We talk so much about setting goals, sometimes we forget to talk about how to actually find the path to achieve them.
It’s important to set goals, but for me, it’s just as important to identify the obstacles that will prevent me from getting there as well.
This mentality first came about when I was at a leadership camp the spring after my freshman season.
Being selected from our team, I wasn’t sure what to expect at first since this was my first one and it included students from throughout the athletic department, but I quickly learned how valuable this day would be.
During one of the sessions, we were asked to think of our goals for the future. This was easy for me since I had been setting goals since back in my Houston days, but then we were given a piece of wood and asked to write down our obstacles that could prevent us from reaching them.
Coming up with the goals was pretty simple. I put some numbers down—like getting five or more sacks and leading the Big 12 in sacks.
I also put down that I wanted to be more of a vocal leader. I knew because of my play I had a good chance of being a captain, but I wanted to become a complete leader.
Then it was time to come up with the obstacles. For this, I had to think a little longer.
As for reaching my goals as far as the numbers, the main obstacles would be opposing offenses and how they schemed against our defense.
Would I be getting double-teamed and how would I respond to that?
Also, I knew with playing a physical sport like football I would need to stay healthy in order to achieve my goals.

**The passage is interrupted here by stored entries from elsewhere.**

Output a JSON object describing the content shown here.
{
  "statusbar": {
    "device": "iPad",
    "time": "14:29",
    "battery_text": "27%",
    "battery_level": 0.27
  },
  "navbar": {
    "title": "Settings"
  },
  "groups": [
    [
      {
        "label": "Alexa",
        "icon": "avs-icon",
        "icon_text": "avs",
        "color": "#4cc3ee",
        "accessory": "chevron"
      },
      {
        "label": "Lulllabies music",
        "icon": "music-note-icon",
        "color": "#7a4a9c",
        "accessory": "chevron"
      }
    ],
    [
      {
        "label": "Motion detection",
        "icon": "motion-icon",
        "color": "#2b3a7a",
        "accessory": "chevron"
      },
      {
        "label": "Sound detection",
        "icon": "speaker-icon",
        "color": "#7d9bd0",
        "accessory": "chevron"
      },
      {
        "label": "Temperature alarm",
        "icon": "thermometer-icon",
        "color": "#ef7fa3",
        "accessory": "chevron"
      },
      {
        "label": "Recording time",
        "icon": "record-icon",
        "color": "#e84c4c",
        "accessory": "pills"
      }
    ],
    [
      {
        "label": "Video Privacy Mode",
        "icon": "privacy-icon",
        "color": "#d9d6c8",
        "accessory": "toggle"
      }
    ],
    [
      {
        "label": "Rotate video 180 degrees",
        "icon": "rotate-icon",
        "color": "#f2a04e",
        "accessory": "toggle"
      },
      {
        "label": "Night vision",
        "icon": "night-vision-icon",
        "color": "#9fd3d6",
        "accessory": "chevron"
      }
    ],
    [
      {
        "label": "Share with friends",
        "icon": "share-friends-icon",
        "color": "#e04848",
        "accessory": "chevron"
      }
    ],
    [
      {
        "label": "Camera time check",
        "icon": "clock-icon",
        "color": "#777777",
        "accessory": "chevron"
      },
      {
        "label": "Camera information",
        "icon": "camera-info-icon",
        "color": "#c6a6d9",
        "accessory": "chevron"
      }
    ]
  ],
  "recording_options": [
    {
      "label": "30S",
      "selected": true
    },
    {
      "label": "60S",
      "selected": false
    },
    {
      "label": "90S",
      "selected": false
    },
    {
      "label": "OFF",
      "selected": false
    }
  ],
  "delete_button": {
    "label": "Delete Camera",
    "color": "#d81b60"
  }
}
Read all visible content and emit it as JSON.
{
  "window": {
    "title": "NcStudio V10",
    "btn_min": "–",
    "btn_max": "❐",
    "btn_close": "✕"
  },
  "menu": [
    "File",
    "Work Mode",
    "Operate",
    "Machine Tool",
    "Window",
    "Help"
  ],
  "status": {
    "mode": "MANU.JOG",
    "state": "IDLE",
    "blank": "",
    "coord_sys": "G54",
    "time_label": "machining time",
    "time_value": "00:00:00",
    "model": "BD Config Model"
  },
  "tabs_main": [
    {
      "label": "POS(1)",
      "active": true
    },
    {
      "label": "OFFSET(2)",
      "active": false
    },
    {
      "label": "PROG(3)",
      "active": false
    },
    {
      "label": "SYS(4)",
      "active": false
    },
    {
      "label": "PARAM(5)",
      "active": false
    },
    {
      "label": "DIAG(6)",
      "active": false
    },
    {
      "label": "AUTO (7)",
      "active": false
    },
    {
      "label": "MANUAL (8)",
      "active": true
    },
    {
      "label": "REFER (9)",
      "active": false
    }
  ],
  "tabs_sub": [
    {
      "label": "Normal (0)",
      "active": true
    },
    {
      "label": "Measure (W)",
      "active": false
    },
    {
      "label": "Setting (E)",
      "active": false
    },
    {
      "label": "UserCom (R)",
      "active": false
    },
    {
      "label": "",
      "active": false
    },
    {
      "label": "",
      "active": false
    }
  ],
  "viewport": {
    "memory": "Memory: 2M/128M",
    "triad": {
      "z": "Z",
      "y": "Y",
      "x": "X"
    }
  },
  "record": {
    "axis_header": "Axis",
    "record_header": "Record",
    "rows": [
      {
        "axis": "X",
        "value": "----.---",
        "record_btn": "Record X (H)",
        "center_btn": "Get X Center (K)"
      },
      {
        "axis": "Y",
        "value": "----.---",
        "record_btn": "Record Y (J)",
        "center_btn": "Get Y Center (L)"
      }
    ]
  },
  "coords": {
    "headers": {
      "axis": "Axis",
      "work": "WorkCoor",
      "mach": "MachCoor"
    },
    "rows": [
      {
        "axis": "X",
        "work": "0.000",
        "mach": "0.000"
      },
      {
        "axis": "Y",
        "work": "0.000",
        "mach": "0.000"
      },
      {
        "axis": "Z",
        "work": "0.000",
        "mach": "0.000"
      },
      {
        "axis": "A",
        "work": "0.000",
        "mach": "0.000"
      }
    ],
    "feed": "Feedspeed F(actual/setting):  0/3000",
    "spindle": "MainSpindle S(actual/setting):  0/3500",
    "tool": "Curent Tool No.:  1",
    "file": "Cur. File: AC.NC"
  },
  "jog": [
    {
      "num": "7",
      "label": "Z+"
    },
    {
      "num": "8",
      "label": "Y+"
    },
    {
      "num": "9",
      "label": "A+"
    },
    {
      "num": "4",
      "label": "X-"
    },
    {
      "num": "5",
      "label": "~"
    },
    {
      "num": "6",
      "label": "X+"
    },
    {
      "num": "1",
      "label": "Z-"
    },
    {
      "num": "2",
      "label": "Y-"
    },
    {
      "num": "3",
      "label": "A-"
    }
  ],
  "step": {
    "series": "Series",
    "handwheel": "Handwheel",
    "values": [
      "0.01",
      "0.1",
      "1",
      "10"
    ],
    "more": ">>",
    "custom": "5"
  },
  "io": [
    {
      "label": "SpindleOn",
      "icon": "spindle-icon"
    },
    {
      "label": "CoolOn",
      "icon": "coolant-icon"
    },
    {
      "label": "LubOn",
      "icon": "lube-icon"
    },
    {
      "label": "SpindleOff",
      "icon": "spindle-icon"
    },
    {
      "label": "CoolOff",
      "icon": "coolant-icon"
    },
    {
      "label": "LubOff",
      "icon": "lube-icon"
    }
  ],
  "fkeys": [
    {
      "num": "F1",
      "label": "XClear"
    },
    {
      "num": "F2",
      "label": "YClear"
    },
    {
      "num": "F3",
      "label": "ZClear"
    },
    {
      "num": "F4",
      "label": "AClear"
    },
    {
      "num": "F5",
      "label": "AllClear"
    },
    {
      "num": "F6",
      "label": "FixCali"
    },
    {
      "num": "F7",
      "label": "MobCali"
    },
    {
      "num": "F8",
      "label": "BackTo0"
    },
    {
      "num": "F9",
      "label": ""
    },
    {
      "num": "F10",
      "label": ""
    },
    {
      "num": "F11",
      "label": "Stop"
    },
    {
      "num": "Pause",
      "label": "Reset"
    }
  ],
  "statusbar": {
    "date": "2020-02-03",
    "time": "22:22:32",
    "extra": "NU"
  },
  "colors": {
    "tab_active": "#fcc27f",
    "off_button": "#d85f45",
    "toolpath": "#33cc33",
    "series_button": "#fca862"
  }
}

Lastly, I was going to have to step out of my comfort zone as far as being a vocal leader.
I am a quiet guy by nature, so I was going to have to challenge myself to speak up and be that leader my teammates needed.

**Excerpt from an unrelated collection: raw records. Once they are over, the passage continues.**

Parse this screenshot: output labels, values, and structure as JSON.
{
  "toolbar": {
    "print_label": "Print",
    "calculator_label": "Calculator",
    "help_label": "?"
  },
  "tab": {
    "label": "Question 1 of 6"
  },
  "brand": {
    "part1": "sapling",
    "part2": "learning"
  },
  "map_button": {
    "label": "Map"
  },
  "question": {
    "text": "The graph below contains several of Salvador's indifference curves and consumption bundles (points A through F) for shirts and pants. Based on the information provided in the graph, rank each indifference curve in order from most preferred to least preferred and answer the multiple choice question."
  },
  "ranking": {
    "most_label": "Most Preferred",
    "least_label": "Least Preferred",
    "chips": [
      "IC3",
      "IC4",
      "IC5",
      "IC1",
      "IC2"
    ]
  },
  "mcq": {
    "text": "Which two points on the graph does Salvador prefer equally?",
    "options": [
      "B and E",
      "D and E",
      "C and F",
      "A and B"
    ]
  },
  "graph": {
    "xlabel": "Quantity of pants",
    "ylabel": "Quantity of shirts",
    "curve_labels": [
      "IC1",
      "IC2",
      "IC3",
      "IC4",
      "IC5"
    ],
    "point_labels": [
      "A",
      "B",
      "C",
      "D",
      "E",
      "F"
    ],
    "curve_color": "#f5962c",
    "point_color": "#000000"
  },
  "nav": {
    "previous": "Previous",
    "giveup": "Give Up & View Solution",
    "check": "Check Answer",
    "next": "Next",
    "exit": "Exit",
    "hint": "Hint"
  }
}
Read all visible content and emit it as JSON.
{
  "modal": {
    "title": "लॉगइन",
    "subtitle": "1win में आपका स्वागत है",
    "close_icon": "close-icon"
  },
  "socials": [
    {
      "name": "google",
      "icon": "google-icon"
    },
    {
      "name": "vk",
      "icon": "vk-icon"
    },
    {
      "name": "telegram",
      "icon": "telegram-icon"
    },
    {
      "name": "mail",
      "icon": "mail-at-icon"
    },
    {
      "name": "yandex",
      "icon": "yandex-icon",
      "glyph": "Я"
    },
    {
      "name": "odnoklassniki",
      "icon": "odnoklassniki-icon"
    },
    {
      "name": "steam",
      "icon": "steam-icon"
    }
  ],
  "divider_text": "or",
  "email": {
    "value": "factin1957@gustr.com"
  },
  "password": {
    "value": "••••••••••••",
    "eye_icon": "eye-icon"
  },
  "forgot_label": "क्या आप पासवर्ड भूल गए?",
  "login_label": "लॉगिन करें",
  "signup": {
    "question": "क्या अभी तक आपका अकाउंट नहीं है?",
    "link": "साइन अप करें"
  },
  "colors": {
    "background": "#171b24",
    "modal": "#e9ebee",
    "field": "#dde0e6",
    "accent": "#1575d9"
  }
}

Then, after writing down what might stop each goal from happening, we were then asked to punch through the piece of wood with the obstacles on it.
I know, it sounded weird to me too…..
This, they told us, would represent the idea that in order to achieve each of our goals, we would need to beat each obstacle first.

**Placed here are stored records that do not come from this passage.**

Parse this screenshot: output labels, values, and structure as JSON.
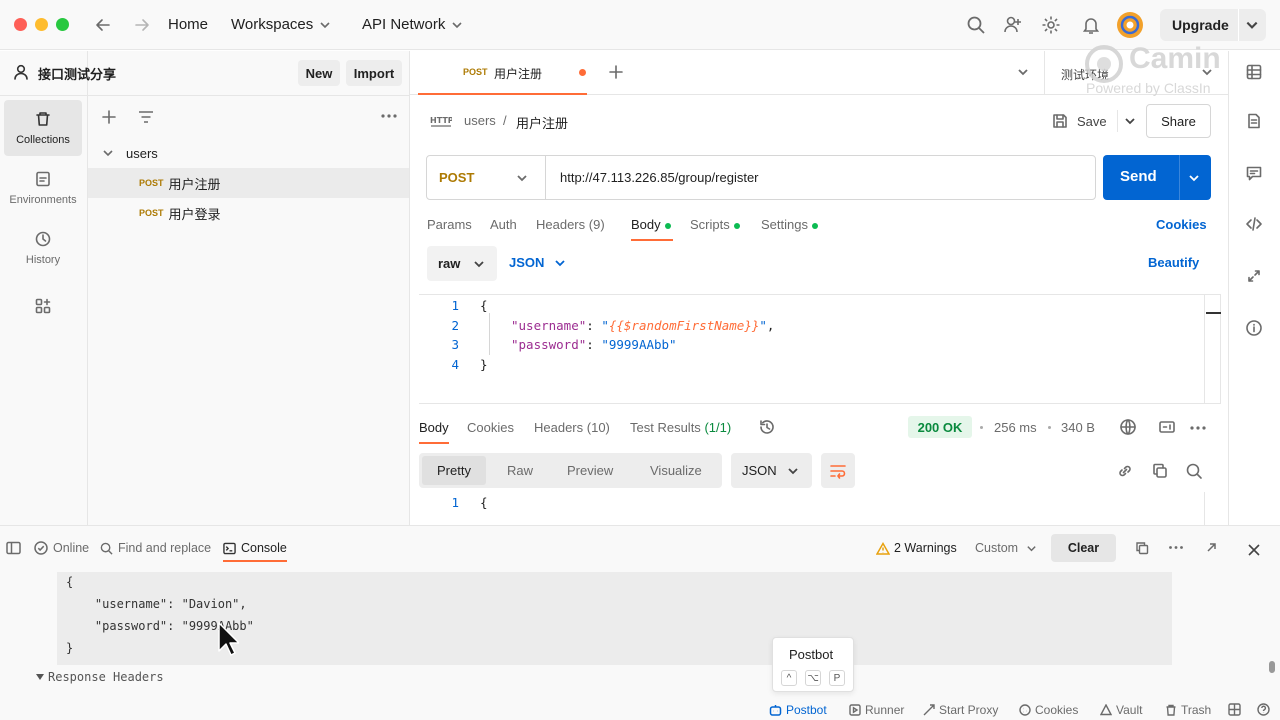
{
  "nav": {
    "home": "Home",
    "workspaces": "Workspaces",
    "api_network": "API Network",
    "upgrade": "Upgrade"
  },
  "rail": {
    "collections": "Collections",
    "environments": "Environments",
    "history": "History"
  },
  "sidebar": {
    "workspace_name": "接口测试分享",
    "new_label": "New",
    "import_label": "Import",
    "folder": "users",
    "requests": [
      {
        "method": "POST",
        "name": "用户注册"
      },
      {
        "method": "POST",
        "name": "用户登录"
      }
    ]
  },
  "tab": {
    "method": "POST",
    "name": "用户注册",
    "env": "测试环境"
  },
  "breadcrumb": {
    "parent": "users",
    "sep": "/",
    "current": "用户注册"
  },
  "actions": {
    "save": "Save",
    "share": "Share"
  },
  "request": {
    "method": "POST",
    "url": "http://47.113.226.85/group/register",
    "send": "Send"
  },
  "req_tabs": {
    "params": "Params",
    "auth": "Auth",
    "headers": "Headers",
    "headers_count": "(9)",
    "body": "Body",
    "scripts": "Scripts",
    "settings": "Settings",
    "cookies": "Cookies"
  },
  "body_opts": {
    "mode": "raw",
    "lang": "JSON",
    "beautify": "Beautify"
  },
  "code_lines": [
    {
      "n": "1",
      "t": "{"
    },
    {
      "n": "2",
      "k": "\"username\"",
      "c": ": ",
      "q1": "\"",
      "v": "{{$randomFirstName}}",
      "q2": "\"",
      "e": ","
    },
    {
      "n": "3",
      "k": "\"password\"",
      "c": ": ",
      "s": "\"9999AAbb\""
    },
    {
      "n": "4",
      "t": "}"
    }
  ],
  "resp_tabs": {
    "body": "Body",
    "cookies": "Cookies",
    "headers": "Headers",
    "headers_count": "(10)",
    "tests": "Test Results",
    "tests_count": "(1/1)"
  },
  "resp_meta": {
    "status": "200 OK",
    "time": "256 ms",
    "size": "340 B"
  },
  "resp_views": {
    "pretty": "Pretty",
    "raw": "Raw",
    "preview": "Preview",
    "visualize": "Visualize",
    "lang": "JSON"
  },
  "resp_line": {
    "n": "1",
    "t": "{"
  },
  "footer_tabs": {
    "online": "Online",
    "find": "Find and replace",
    "console": "Console"
  },
  "console_bar": {
    "warnings": "2 Warnings",
    "filter": "Custom",
    "clear": "Clear"
  },
  "console_lines": [
    "{",
    "    \"username\": \"Davion\",",
    "    \"password\": \"9999AAbb\"",
    "}"
  ],
  "console_section": "Response Headers",
  "postbot_popup": {
    "title": "Postbot",
    "keys": [
      "^",
      "⌥",
      "P"
    ]
  },
  "statusbar": {
    "postbot": "Postbot",
    "runner": "Runner",
    "proxy": "Start Proxy",
    "cookies": "Cookies",
    "vault": "Vault",
    "trash": "Trash"
  },
  "watermark": {
    "brand": "Camin",
    "sub": "Powered by ClassIn"
  }
}
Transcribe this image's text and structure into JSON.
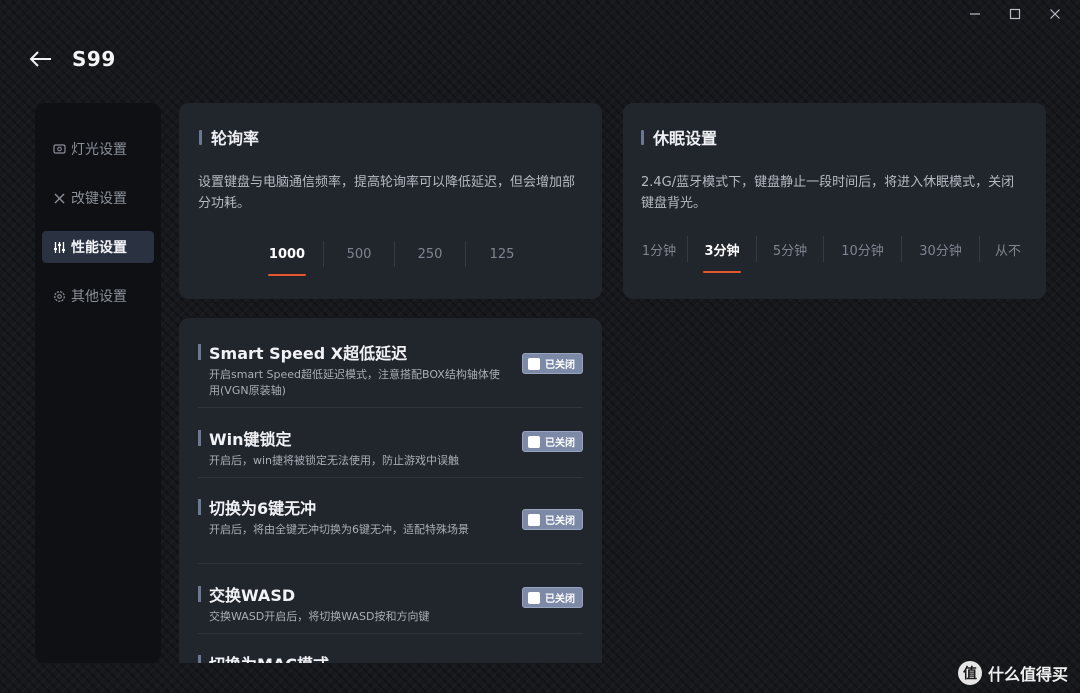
{
  "window": {
    "minimize": "—",
    "maximize": "☐",
    "close": "✕"
  },
  "header": {
    "title": "S99"
  },
  "sidebar": {
    "items": [
      {
        "label": "灯光设置"
      },
      {
        "label": "改键设置"
      },
      {
        "label": "性能设置"
      },
      {
        "label": "其他设置"
      }
    ]
  },
  "polling": {
    "title": "轮询率",
    "description": "设置键盘与电脑通信频率，提高轮询率可以降低延迟，但会增加部分功耗。",
    "options": [
      "1000",
      "500",
      "250",
      "125"
    ],
    "selected": "1000"
  },
  "sleep": {
    "title": "休眠设置",
    "description": "2.4G/蓝牙模式下，键盘静止一段时间后，将进入休眠模式，关闭键盘背光。",
    "options": [
      "1分钟",
      "3分钟",
      "5分钟",
      "10分钟",
      "30分钟",
      "从不"
    ],
    "selected": "3分钟"
  },
  "performance": {
    "items": [
      {
        "title": "Smart Speed X超低延迟",
        "description": "开启smart Speed超低延迟模式，注意搭配BOX结构轴体使用(VGN原装轴)",
        "toggle": "已关闭"
      },
      {
        "title": "Win键锁定",
        "description": "开启后，win捷将被锁定无法使用，防止游戏中误触",
        "toggle": "已关闭"
      },
      {
        "title": "切换为6键无冲",
        "description": "开启后，将由全键无冲切换为6键无冲，适配特殊场景",
        "toggle": "已关闭"
      },
      {
        "title": "交换WASD",
        "description": "交换WASD开启后，将切换WASD按和方向键",
        "toggle": "已关闭"
      },
      {
        "title": "切换为MAC模式"
      }
    ]
  },
  "watermark": {
    "logo": "值",
    "text": "什么值得买"
  },
  "colors": {
    "accent": "#e4572e",
    "toggle": "#7c8aa8",
    "card": "#21252c",
    "sidebar": "#0e1013"
  }
}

Looking back at the career I’ve had at Kansas so far, there couldn’t be a better example that represents my journey.
Originally, I came to KU out of Houston because of the relationship I had with Coach Bowen and Coach Thibodeau and the chance I had to make an impact early. I knew it would be a difficult process, but I was excited to come help build this program.
I set my goals on playing early, but this came with its own set of obstacles as well.
From gaining tons of weight to learning a whole new playbook, the transition took me a few games to truly get comfortable. But with a sack in our first game against South Dakota State, I could feel that I was beating those obstacles.
Now, as my career has progressed, my goals have changed and so have the challenges.
Trying to be the best defensive lineman in the conference and one of the best in the country, I knew there would be many obstacles thrown in my path along the way.
Whether it be offenses game planning to make me less disruptive or a losing season that has tried to push me off track and drain our passion for the game, I refuse to stop working to achieve my goals.
These goals are so deeply important to me, that it would be impossible to let any obstacle overtake me.
They may be tough but I get my motivation from somewhere that can’t be affected by any sort of distraction.
For me, that motivation has always come from two things.
The first being, I want to be able to support my family and be an inspiration to my younger brother, Kaleb Cain.
My mother raised both of us on her own, and I didn’t realize until I got older that she has had to make so many sacrifices to give us opportunities. So for that, I want to pay her back.
If I were to give in, how would I ever achieve this?
And with my brother being 9 years younger than me, I want to help show him the way to becoming a better man. We continue to strengthen our relationship so I want to make sure I continue to be someone he can look to for advice.
When I’m down, I just think of letting down my brother, and that’s something I can’t ever let happen.
But there is also one other thing that pushes me. The drive to succeed over my opponent.
In football, every snap, every drive, and every game is you against the man lined up across from you. I made the decision from an early age growing up, I would never let anyone manhandle me.
It doesn’t matter how difficult the opponent is or what the scoreboard says, the idea of an opponent succeeding over me is what keeps me grinding when things get tough.
So when you’re looking to set goals for your next season or the next chapter in your life, just remember to focus on what obstacles might prevent you from achieving them too.
And if you ever feel like those obstacles have become too much, just remember who you might be letting down if you give up.